Winter Hop ⚹ Handwoven Merino Wool Shawl ( Tie & Dye )❅ M
Ever been to a music concert? …. Well the one that plays in the houses of Bhujodi is a wee bit different, not just in what you hear but also in the instruments that play. The musicians of Bhujodi play on … from morning to dusk, meditatively. Their orchestra constitutes of spin wheels for strings, wooden loom for beats, and for vocals there are chirping birds, sojourning the mud ledges for grains and water, offsprings giggling and playing pee-ka-boo across the courtyard, Mooing cow in the corner and almost certainly, filling the background will be either the folk tunes or the old bollywood melodies.
All of this manifesting into a concert, not just ears get accustomed to, but hands follow too. Meditatively weaving motifs out of a deeper conscience we call genetic inheritance. Each woven fabric carries with it, millions of such consciences, intertwined with the warp and the weft, closely put together to form the fabric of life.
Bhujodi, a 500 years old village in kutch is the mother to this need-fully evolved craft, shouldered by 200 of its weavers today. The craft is said to have evolved as a need to cover against weather, at the time barter system was practiced as a method of exchange. ‘Rabaris’ being the original nomads and cattle rearers provided wool, milk products and grains to the village and ‘Vankars’ took up to weaving cloth. While rearing cattle pretty much remained the same, the Vankars with an indigenous technique in hand had breakthroughs one after the other.

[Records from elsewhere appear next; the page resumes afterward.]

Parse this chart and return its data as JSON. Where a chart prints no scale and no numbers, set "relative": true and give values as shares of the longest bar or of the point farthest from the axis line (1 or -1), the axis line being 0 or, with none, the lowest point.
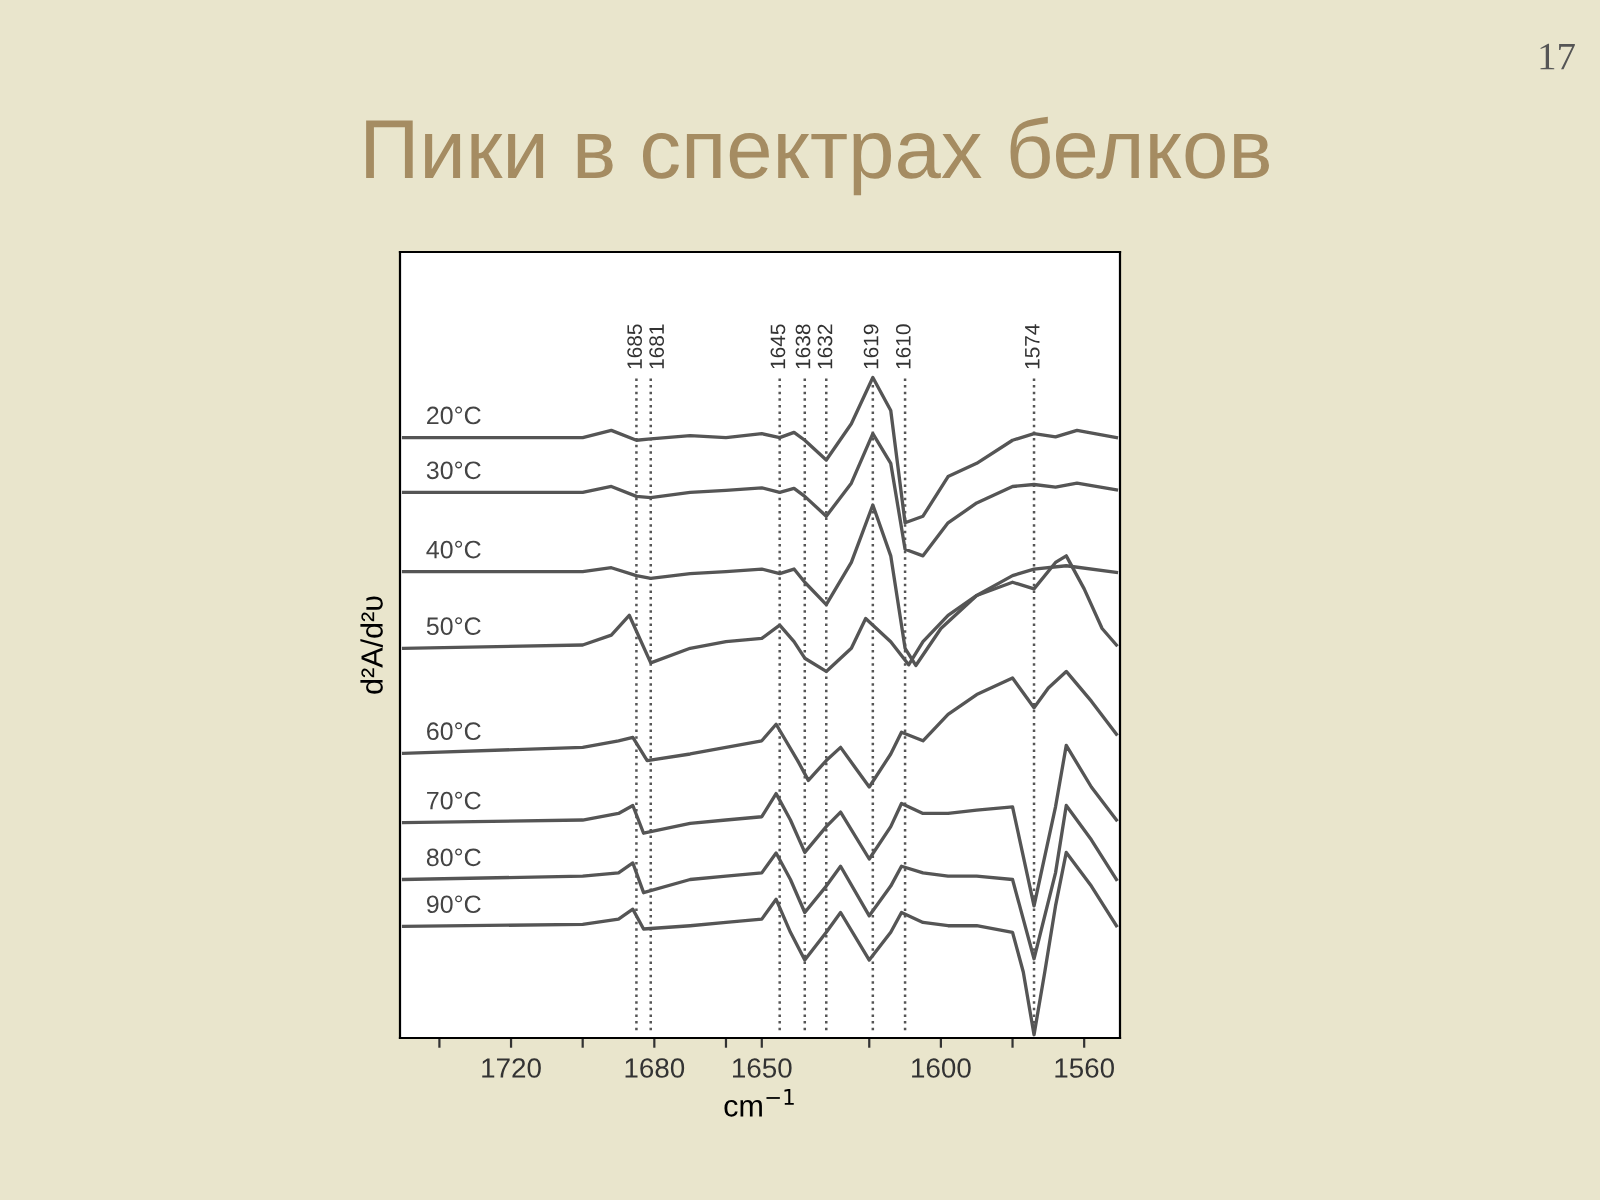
{
  "chart_data": {
    "type": "line",
    "title": "Пики в спектрах белков",
    "xlabel": "cm$^{−1}$",
    "ylabel": "d²A/d²υ",
    "relative": true,
    "annotations": [
      "17"
    ],
    "xlim": [
      1751,
      1550
    ],
    "xticks": [
      {
        "value": 1740,
        "label": null
      },
      1720,
      {
        "value": 1700,
        "label": null
      },
      1680,
      {
        "value": 1660,
        "label": null
      },
      1650,
      {
        "value": 1620,
        "label": null
      },
      1600,
      {
        "value": 1580,
        "label": null
      },
      1560
    ],
    "tick_labels": "x",
    "grid": false,
    "legend": false,
    "marker": "none",
    "line_style": "solid",
    "ref_lines": [
      {
        "axis": "x",
        "value": 1685,
        "label": "1685",
        "line_style": "dotted"
      },
      {
        "axis": "x",
        "value": 1681,
        "label": "1681",
        "line_style": "dotted"
      },
      {
        "axis": "x",
        "value": 1645,
        "label": "1645",
        "line_style": "dotted"
      },
      {
        "axis": "x",
        "value": 1638,
        "label": "1638",
        "line_style": "dotted"
      },
      {
        "axis": "x",
        "value": 1632,
        "label": "1632",
        "line_style": "dotted"
      },
      {
        "axis": "x",
        "value": 1619,
        "label": "1619",
        "line_style": "dotted"
      },
      {
        "axis": "x",
        "value": 1610,
        "label": "1610",
        "line_style": "dotted"
      },
      {
        "axis": "x",
        "value": 1574,
        "label": "1574",
        "line_style": "dotted"
      }
    ],
    "series": [
      {
        "name": "20°C",
        "color": "#555555",
        "x": [
          1750,
          1700,
          1692,
          1685,
          1681,
          1670,
          1660,
          1650,
          1645,
          1641,
          1638,
          1632,
          1625,
          1619,
          1614,
          1610,
          1605,
          1598,
          1590,
          1580,
          1574,
          1568,
          1562,
          1551
        ],
        "values": [
          0.909,
          0.909,
          0.92,
          0.905,
          0.907,
          0.912,
          0.909,
          0.915,
          0.909,
          0.917,
          0.905,
          0.875,
          0.93,
          1.0,
          0.95,
          0.78,
          0.79,
          0.85,
          0.87,
          0.905,
          0.915,
          0.91,
          0.92,
          0.909
        ]
      },
      {
        "name": "30°C",
        "color": "#555555",
        "x": [
          1750,
          1700,
          1692,
          1685,
          1681,
          1670,
          1660,
          1650,
          1645,
          1641,
          1638,
          1632,
          1625,
          1619,
          1614,
          1610,
          1605,
          1598,
          1590,
          1580,
          1574,
          1568,
          1562,
          1551
        ],
        "values": [
          0.826,
          0.826,
          0.835,
          0.82,
          0.818,
          0.826,
          0.829,
          0.833,
          0.826,
          0.832,
          0.82,
          0.79,
          0.84,
          0.915,
          0.87,
          0.74,
          0.73,
          0.78,
          0.81,
          0.835,
          0.838,
          0.834,
          0.84,
          0.83
        ]
      },
      {
        "name": "40°C",
        "color": "#555555",
        "x": [
          1750,
          1700,
          1692,
          1685,
          1681,
          1670,
          1660,
          1650,
          1645,
          1641,
          1638,
          1632,
          1625,
          1619,
          1614,
          1610,
          1607,
          1600,
          1590,
          1580,
          1574,
          1565,
          1551
        ],
        "values": [
          0.706,
          0.706,
          0.712,
          0.7,
          0.696,
          0.703,
          0.706,
          0.71,
          0.703,
          0.71,
          0.69,
          0.656,
          0.72,
          0.807,
          0.73,
          0.59,
          0.564,
          0.62,
          0.67,
          0.7,
          0.71,
          0.715,
          0.705
        ]
      },
      {
        "name": "50°C",
        "color": "#555555",
        "x": [
          1750,
          1700,
          1692,
          1687,
          1681,
          1670,
          1660,
          1650,
          1645,
          1641,
          1638,
          1632,
          1625,
          1621,
          1614,
          1609,
          1605,
          1598,
          1590,
          1580,
          1574,
          1568,
          1565,
          1560,
          1555,
          1551
        ],
        "values": [
          0.59,
          0.595,
          0.61,
          0.64,
          0.568,
          0.59,
          0.6,
          0.605,
          0.625,
          0.6,
          0.575,
          0.555,
          0.59,
          0.635,
          0.6,
          0.565,
          0.6,
          0.64,
          0.67,
          0.69,
          0.68,
          0.72,
          0.73,
          0.68,
          0.62,
          0.595
        ]
      },
      {
        "name": "60°C",
        "color": "#555555",
        "x": [
          1750,
          1700,
          1690,
          1686,
          1682,
          1670,
          1660,
          1650,
          1646,
          1640,
          1637,
          1632,
          1628,
          1624,
          1620,
          1614,
          1611,
          1605,
          1598,
          1590,
          1580,
          1574,
          1570,
          1565,
          1558,
          1551
        ],
        "values": [
          0.431,
          0.44,
          0.45,
          0.455,
          0.42,
          0.43,
          0.44,
          0.45,
          0.475,
          0.42,
          0.39,
          0.42,
          0.44,
          0.41,
          0.38,
          0.43,
          0.463,
          0.45,
          0.49,
          0.52,
          0.545,
          0.5,
          0.53,
          0.555,
          0.51,
          0.46
        ]
      },
      {
        "name": "70°C",
        "color": "#555555",
        "x": [
          1750,
          1700,
          1690,
          1686,
          1683,
          1670,
          1660,
          1650,
          1646,
          1642,
          1638,
          1632,
          1628,
          1620,
          1614,
          1611,
          1605,
          1598,
          1590,
          1580,
          1574,
          1568,
          1565,
          1558,
          1551
        ],
        "values": [
          0.326,
          0.33,
          0.34,
          0.352,
          0.31,
          0.325,
          0.33,
          0.335,
          0.37,
          0.33,
          0.281,
          0.32,
          0.342,
          0.271,
          0.32,
          0.355,
          0.34,
          0.34,
          0.345,
          0.35,
          0.2,
          0.35,
          0.443,
          0.38,
          0.33
        ]
      },
      {
        "name": "80°C",
        "color": "#555555",
        "x": [
          1750,
          1700,
          1690,
          1686,
          1683,
          1670,
          1660,
          1650,
          1646,
          1642,
          1638,
          1632,
          1628,
          1620,
          1614,
          1611,
          1605,
          1598,
          1590,
          1580,
          1574,
          1568,
          1565,
          1558,
          1551
        ],
        "values": [
          0.24,
          0.245,
          0.25,
          0.265,
          0.22,
          0.24,
          0.245,
          0.25,
          0.28,
          0.24,
          0.19,
          0.23,
          0.26,
          0.185,
          0.23,
          0.26,
          0.25,
          0.245,
          0.245,
          0.24,
          0.12,
          0.25,
          0.352,
          0.3,
          0.24
        ]
      },
      {
        "name": "90°C",
        "color": "#555555",
        "x": [
          1750,
          1700,
          1690,
          1686,
          1683,
          1670,
          1660,
          1650,
          1646,
          1642,
          1638,
          1632,
          1628,
          1620,
          1614,
          1611,
          1605,
          1598,
          1590,
          1580,
          1577,
          1574,
          1571,
          1568,
          1565,
          1558,
          1551
        ],
        "values": [
          0.169,
          0.172,
          0.18,
          0.195,
          0.165,
          0.17,
          0.175,
          0.18,
          0.21,
          0.16,
          0.118,
          0.16,
          0.19,
          0.118,
          0.16,
          0.19,
          0.175,
          0.17,
          0.17,
          0.16,
          0.1,
          0.005,
          0.1,
          0.2,
          0.281,
          0.23,
          0.17
        ]
      }
    ]
  }
}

The basic structure of the loom remained the same, but it evolved to a more convenient model with time. The one in use today has the shuttle movement controlled by a foot-over pedal, as against the slow process of passing it through the warp manually. The fabric got finer with speed and variety of yarns available. The motifs however remained traditional and characteristic of communities. Like wheel, weaving is an invention that revolutionized the way we saw life there after, the basics holding valid till date.
While some wool from locally grown sheep is still used, they also procure silk from Bangalore, acrylic from Ludhiana, wool from Badmere and cotton from various places, to cater to the increasing demands. The fine cotton has enabled them to create more intricate and colorful designs. Such pieces may have 70 threads per square inch instead of the usual 24. Weaving of a piece may take days to months, depending upon the intricacy and newness of the design.

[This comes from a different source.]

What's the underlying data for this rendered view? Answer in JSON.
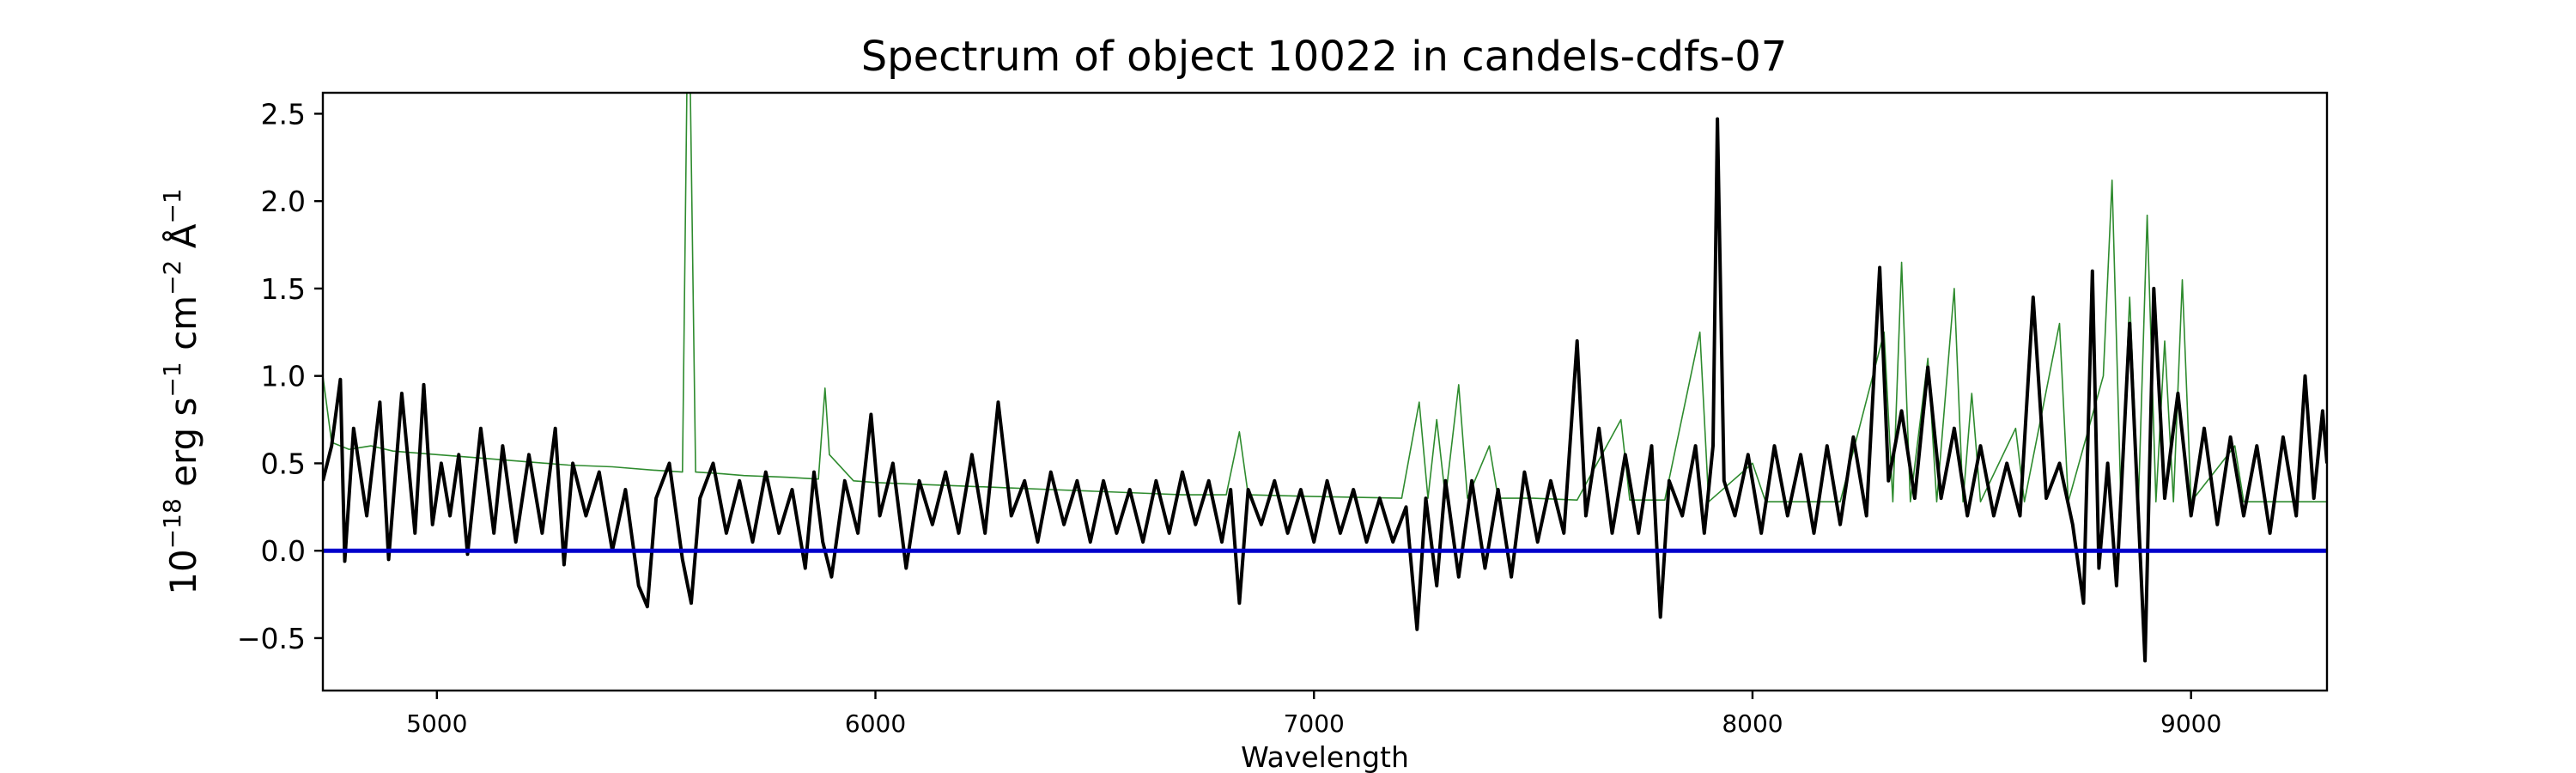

The yarn in its raw form is soft, breakable and capable of getting entangled easily. To get rid of these properties, a thin paste of wheat flour with water is boiled and the bunch of woolen strands is soaked in it. Soon after sun drying it in the fields, a layer of the paste covers the strands. These are then separated by combing them apart with a brush.
This bunch of strong strands is then taken inside the house, where several people are engaged in different stages of the weaving process. Some are busy cranking a machine that spins the thread onto a spindle, preparing the weft. A woman is working at high-speed to prepare the warp thread on a wooden frame called ‘chaukhta’. In the corner, a man is weaving on a shuttle loom. Vankaar Mosi Belji explained that, through the means of division of labor, it’s the men who sit on the loom as it needs a lot of stamina, while women take care of the auxiliary processes like making yarn on the charkha, laying it on the loom and adding value to the woven articles.
Inside his room, carpets, shawls, stoles and placemats were neatly piled. Some had bright colors others dark, and still others retained the natural color of the fibers. Many of them contained small round mirrors that were so naturally into the woven design.
Apart from Bhujodi, Vannora, Kota, Jamthara, Sarli, Bhuj, Kadarthi are other villages in Kutch region where weaving happens. Weaving as a process goes around the year apart from the rainy season, when work hits a lean because of practical reasons.
Not relying too much on today’s education system, the vankars train their future weavers from a very tender age. Growing around the traditional looms in the household, the kids learn by seeing, even before they develop conscience.